Не замечая нацеленного ему в грудь меча, он левой рукой (в правой был посох) легко подхватил рослого и мощного воина за край кожаного нагрудника и, слегка развернувшись, просто-напросто вышвырнул его за дверь. Воин с отчаянным воплем полетел в пролёт лестницы, а гнавшиеся за Полифемом другие охранники, вопя ещё громче, кинулись вниз, уже ничуть не желая связываться с чудовищем.

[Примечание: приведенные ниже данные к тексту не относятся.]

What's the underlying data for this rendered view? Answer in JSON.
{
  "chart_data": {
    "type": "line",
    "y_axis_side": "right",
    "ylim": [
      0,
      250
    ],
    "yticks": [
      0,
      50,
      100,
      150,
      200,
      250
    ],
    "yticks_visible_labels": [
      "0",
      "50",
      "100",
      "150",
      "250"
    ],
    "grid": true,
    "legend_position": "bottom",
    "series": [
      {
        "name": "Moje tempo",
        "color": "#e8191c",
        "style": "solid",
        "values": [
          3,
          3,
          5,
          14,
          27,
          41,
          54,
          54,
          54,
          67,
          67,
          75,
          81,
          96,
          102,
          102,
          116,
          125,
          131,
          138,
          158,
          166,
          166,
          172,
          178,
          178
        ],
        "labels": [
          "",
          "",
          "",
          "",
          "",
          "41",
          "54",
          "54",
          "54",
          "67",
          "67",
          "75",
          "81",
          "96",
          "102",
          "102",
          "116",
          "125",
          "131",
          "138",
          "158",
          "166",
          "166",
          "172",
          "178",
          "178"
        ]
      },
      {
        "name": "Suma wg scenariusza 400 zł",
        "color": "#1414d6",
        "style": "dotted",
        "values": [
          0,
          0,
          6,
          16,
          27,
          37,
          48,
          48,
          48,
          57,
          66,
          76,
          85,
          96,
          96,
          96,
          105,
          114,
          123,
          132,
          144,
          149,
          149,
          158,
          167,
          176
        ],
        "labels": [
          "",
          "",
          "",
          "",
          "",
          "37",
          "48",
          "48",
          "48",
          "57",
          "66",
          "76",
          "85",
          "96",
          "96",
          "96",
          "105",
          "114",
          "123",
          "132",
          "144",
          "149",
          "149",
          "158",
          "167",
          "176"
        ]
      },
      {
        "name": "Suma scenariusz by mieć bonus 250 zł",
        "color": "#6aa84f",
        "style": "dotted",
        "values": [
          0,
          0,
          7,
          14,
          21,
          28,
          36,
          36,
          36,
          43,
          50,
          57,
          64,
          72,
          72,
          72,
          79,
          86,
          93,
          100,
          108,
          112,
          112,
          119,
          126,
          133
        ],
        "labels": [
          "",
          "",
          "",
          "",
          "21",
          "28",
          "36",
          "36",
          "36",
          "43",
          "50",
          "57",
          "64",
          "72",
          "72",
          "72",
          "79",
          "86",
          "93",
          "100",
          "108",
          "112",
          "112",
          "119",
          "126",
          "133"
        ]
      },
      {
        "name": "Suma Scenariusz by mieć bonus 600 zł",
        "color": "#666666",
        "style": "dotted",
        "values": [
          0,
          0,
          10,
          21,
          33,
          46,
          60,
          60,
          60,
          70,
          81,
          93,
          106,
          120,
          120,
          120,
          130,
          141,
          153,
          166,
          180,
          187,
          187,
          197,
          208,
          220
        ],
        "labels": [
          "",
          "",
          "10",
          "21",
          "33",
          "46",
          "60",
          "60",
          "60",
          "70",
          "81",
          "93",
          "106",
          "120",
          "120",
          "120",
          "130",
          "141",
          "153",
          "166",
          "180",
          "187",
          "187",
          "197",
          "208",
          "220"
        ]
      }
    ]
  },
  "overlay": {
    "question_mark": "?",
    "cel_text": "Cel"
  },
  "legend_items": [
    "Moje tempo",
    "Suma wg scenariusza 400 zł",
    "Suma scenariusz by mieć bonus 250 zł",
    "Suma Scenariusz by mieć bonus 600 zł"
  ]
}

— Милостивая царица, я хочу говорить только с тобой! — рявкнул Полифем, и в голосе его, низком и хриплом, прозвучало бешенство. — Вели всем уйти, чтоб я их тоже не отправил считать ступени! Ну!
— Уйдите все! — спокойно произнесла Андромаха в мгновенно наступившей тишине. — Гелен, Феникс, оставьте мои покои. Эфра, ступай в спальню.
— Я не оставлю тебя, царица! — дрогнувшим голосом произнёс старый царедворец. — Это же... Это же безумец!
Громадный пастух глянул на него своим единственным глазом и вдруг тихо усмехнулся.
— Ты что, почтенный старец, думаешь, будто сможешь защитить царицу ОТ МЕНЯ? А? И неужто думаешь, что я причиню ей вред? Да весь Эпир говорит, какая она добрая! Но я хочу, чтоб мне дали ей одной всё обсказать.
Он шагнул вперёд, наполняя комнату душным запахом грязной овчины. И в тот же миг громадный золотистый пёс, лежавший у ног царицы, сорвался с места.
— Назад, Тарк! Назад! — закричала Андромаха.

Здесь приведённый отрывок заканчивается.